It has been discussed here in a number of threads what Harry Reid has been reported as saying about Obama, and whether or not his statements are racist. Democrats have compared in a number of articles what Reid said to what Trent Lott, the ex-Majority Leader of the Senate, and a Republican from Mississippi.
Well, let’s begin with Reid’s comments as reported in the book, Game Change. The authors report that Reid said, privately, “…amid all the talk of Obama’s oratorical gifts, he (Reid) let slip something else: Obama could win the White House because he was a “light-skinned” African-American “with no Negro dialect, unless he wanted to have one.”

To figure out whether or not this is bigoted, let’s dissect these sentences into their component parts. First, Obama could win the White House because he was a light-skinned African-American. Exactly, what is racist about this statement? A colleague of mine has published a number of articles showing that both whites and African-Americans tend to think better of ‘light-skinned’ African-Americans. So, what Reid said is just a statement of fact, that white voters especially would tend to be less guarded about voting for a lighter skinned individual, than a counterpart with much darker complexion.
Second, Reid said Obama doesn’t have a Negro dialect, unless he wanted to have one. Well, first of all, this statement is once again true. Anyone who paid attention to the election campaign, Obama uses a different dialect when speaking to primarily white audiences than when he is speaking to people of color. Clinton did the exact same thing through his presidency. The other thing that should be noted is that Reid used the term ‘Negro.’ Well, how can this word be a racist term? It doesn’t have a derogatory meaning, or even a derogatory implication. It’s just not the current term of art (politically correct terminology).

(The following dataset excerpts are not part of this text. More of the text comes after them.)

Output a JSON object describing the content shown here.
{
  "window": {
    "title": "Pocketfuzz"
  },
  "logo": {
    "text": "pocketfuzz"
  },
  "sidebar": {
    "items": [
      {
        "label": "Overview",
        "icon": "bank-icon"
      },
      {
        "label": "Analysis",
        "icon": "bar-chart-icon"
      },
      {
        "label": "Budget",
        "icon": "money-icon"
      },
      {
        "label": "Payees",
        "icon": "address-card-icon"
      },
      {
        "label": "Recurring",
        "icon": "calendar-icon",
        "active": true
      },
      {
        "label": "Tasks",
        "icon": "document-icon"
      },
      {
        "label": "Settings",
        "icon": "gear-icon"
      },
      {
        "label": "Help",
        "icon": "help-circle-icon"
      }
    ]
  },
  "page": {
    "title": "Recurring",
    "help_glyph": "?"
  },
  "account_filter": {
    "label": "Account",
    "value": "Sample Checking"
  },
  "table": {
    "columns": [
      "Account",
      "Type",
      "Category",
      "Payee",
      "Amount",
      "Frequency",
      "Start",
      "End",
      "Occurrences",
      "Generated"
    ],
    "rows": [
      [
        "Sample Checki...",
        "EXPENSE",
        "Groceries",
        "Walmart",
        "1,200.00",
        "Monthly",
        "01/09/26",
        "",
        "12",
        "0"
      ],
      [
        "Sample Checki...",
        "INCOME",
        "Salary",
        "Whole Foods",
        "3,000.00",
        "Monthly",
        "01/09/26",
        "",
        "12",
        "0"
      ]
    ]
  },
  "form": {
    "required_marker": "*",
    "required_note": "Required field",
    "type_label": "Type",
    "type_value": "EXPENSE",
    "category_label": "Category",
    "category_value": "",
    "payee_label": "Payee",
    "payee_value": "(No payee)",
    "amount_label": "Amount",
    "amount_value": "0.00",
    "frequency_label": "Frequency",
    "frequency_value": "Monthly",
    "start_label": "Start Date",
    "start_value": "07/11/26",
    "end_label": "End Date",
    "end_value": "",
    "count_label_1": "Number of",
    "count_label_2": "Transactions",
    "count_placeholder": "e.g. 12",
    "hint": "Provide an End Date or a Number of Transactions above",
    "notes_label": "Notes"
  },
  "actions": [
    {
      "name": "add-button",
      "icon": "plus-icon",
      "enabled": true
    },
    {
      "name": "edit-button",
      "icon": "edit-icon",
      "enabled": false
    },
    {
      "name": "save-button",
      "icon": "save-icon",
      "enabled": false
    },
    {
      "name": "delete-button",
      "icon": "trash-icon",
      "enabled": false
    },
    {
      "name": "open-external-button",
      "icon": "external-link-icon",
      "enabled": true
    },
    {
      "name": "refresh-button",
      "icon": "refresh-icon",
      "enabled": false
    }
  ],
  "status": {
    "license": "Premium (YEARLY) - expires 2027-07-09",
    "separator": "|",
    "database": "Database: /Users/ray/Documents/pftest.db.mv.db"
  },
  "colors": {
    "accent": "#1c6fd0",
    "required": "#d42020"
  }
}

A good friend of mine has been a superintendent of schools in a rural district in Pennsylvania. He told me that one of the proudest moments he has had was when some Negro students were awarded merit scholarships. That’s just the term he used, he wasn’t implying something negative about the students.
Now on to Trent Lott. Lott ran into a political controversy when he said, “When Strom Thurmond ran for president, we voted for him. We’re proud of it. And if the rest of the country had followed our lead, we wouldn’t have had all these problems over the years, either.” He ran into a firestorm, was forced to apologize excessively, and eventually was forced to resign as Senate Republican Majority Leader.
Let’s try to put this into context. He said this about Thurmond at Thurmond’s 100th birthday celebration. Well, my hope is that if I live to be 100, which is pretty unlikely at this point, that people would only say nice things about me, that they would choose at this to only put events in the best possible light. But does this make Lott a racist? Heck no. There’s not even an implication that Lott believes it, or that Thurmond continued to believe it.
I think that the term ‘racist’ is widely misused in the media. To me, a racist is someone who places his own race above others, regardless of any other issues of differentiation. So a racist would only hire whites, regardless of their qualification, instead of others who were clearly better qualified. Neither of these two senators have shown themselves to be racists.